Боратынский, конечно, считал себя изгнанником, — так же думали и его петербургские друзья. Что делать! Поэты мыслят поэтическими образами, а порой и литературными клише, далеко не всегда соответствующими реальной жизни. «Романтики охотно принимали на себя роль изгнанника, наподобие Байрона и Овидия, — замечает Г. Хетсо. — Примечательно, что Пушкин в послании Баратынскому из Бессарабии (1822) называет своего друга „Овидием живым“. Кроме того, в русской поэзии стало уже традицией рассматривать Финляндию как место ссылки».
В конце 1820 года, когда Боратынский уезжал в отпуск в Мару — в надежде, что скоро будет прощён императором и уже не вернётся в Финляндию, он прощался с «отчизной непогоды», где
<…> дочь любимая природы,
Безжизненна весна;
Где солнце нехотя сияет,
Где сосен вечный шум,
И моря рёв, и всё питает
Безумье мрачных дум;
Где, отлучённый от отчизны
Враждебною судьбой,
Изнемогал без укоризны
Изгнанник молодой <…>.
Внешне, впрочем, всё было вполне благополучно: остановился он в доме командира полка, своего родственника, и, как с классовой чуткостью заметила И. Медведева (1936), «вёл существование более привилегированное, чем многие из офицеров <…>». Георгий Алексеевич Лутковский был старый вояка, добряк по натуре, любил вспоминать былые походы — Евгений заслушивался его рассказами.
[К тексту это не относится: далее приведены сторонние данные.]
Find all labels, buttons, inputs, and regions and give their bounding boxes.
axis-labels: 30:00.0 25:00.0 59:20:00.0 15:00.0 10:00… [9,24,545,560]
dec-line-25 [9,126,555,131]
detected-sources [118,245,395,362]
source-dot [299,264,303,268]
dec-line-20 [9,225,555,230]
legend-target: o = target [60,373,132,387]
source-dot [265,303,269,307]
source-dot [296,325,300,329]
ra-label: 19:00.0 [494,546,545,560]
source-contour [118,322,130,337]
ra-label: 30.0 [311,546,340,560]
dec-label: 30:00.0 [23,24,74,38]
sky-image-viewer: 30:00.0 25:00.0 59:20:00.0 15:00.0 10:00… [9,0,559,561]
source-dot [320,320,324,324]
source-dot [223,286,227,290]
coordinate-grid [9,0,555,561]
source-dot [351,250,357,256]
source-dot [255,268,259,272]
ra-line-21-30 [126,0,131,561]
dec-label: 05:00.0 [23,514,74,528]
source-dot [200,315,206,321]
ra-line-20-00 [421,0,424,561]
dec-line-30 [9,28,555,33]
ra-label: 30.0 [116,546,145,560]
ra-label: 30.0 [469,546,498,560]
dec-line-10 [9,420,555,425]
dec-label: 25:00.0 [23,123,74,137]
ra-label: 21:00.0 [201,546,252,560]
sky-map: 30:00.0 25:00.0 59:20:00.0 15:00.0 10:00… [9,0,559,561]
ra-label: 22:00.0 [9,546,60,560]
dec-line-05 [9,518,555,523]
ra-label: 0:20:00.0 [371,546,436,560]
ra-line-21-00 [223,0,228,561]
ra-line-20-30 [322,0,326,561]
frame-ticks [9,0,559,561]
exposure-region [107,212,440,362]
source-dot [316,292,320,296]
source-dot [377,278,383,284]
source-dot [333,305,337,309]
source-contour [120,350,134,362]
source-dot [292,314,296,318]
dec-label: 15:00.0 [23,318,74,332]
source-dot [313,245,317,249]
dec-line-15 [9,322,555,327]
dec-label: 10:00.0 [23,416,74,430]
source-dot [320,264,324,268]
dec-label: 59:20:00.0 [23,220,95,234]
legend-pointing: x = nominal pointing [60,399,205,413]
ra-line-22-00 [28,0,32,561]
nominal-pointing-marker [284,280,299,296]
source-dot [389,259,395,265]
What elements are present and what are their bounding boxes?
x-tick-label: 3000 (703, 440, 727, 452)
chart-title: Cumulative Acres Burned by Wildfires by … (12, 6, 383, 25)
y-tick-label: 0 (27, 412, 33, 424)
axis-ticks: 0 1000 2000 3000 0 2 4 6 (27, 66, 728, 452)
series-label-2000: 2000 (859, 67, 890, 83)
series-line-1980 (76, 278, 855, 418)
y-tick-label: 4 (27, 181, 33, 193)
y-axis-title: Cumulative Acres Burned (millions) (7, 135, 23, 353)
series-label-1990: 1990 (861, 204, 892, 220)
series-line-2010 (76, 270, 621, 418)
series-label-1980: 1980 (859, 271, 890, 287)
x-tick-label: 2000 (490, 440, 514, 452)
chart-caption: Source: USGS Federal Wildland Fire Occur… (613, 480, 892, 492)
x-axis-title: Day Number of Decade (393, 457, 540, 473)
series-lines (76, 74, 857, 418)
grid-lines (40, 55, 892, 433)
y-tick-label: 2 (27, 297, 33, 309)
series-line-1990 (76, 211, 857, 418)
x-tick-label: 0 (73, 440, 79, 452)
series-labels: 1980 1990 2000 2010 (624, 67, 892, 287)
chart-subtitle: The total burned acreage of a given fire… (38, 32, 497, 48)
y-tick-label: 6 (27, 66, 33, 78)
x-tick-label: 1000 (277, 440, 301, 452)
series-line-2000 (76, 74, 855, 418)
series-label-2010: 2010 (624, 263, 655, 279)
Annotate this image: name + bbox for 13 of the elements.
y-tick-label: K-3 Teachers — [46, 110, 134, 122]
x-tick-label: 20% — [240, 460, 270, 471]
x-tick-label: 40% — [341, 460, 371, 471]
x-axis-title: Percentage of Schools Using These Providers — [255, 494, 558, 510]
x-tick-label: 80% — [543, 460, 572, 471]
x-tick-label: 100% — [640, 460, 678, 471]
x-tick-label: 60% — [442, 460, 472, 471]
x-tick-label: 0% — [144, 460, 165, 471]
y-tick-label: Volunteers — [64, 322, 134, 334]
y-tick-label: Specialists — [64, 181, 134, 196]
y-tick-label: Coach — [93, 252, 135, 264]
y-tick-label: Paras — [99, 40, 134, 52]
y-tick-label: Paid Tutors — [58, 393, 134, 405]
Служба ничем не обременяла его, даже мундир свой он надевал редко, а больше носил гражданский фрак. «В семье Лутковских он был своим человеком, — продолжает И. Медведева. — Он ухаживал за племянницей Лутковского, Анной Васильевной, и проводил вечера среди молодёжи, собиравшейся к ней. Там бывали девицы, дочери местных чиновников и военных; устраивались игры, танцы, домашние спектакли и гулянья. Стишки, записанные Баратынским в альбом А. В. Лутковской, свидетельствуют о том, что для молодых дворяночек он не был солдатом, человеком с запятнанной репутацией, недостойным общества». Николай Коншин вспоминал, что «наши старшины» вскоре полюбили Боратынского как сына. В полку его окружили уважением и заботой, «<…> усатые служивые с почтительным радушием ему кланялись, не зная ни рода его, ни чина, зная лишь одно, что он нечто, принадлежащее к полковому штабу, и что он Евгений Абрамович».
Но, как говорится, зачем соловью золотая клетка, когда ему нужна зелёная ветка. В первом же финском стихотворении — послании Дельвигу — видна беспросветная тоска Боратынского по утраченной жизни:
Где ты, беспечный друг? Где ты, о Дельвиг мой,
Товарищ радостей минувших,
Товарищ ясных дней, недавно надо мной
Мечтой весёлою мелькнувших?
Ужель душой твоей так скоро чуждым стал
Друг отлучённый, друг далёкий,
На финских берегах между пустынных скал
Бродящий с грустью одинокой? <…>
Его мучают сомнения:
Где ты, о Дельвиг мой! Ужель минувших дней
Лишь мне чувствительна утрата,
Ужель не ищешь ты в кругу своих друзей
Судьбой отторженного брата? <…>
И где ж брега Невы? Где чаш весёлый стук?
Забыт друзьями друг заочной,
Исчезли радости, как в вихре слабый звук,
Как блеск зарницы полуночной!
И я, певец утех, пою утрату их,
И вкруг меня скалы суровы,
И воды чуждые шумят у ног моих,
И на ногах моих оковы.
(10–15 января 1820 <1826>)
Эти жалобы просты и безыскусны. Но как окреп его стих! Чеканные ямбы приливают и отливают мерными волнами; чувство глубоко; мысль отчётлива.
Изгнанье — великая школа души и ума: слабого сомнёт, а сильный возродится в новом качестве. Не прошло и нескольких месяцев, как волна поэтического вдохновения захватила Боратынского. В апреле 1820-го он написал элегию «Финляндия». «Я помню один зимний вечер, на дворе была буря; внимающее молчание окружало нашего Скальда, когда он, восторженный, читал нам на торжественный распев, по манере, изученной у Гнедича, взятой от греков, принятой и Пушкиным, и всеми знаменитостями того времени, — когда он пропел нам свой гимн к Финляндии» (Н. Коншин).
<…> Как всё вокруг меня пленяет чудно взор!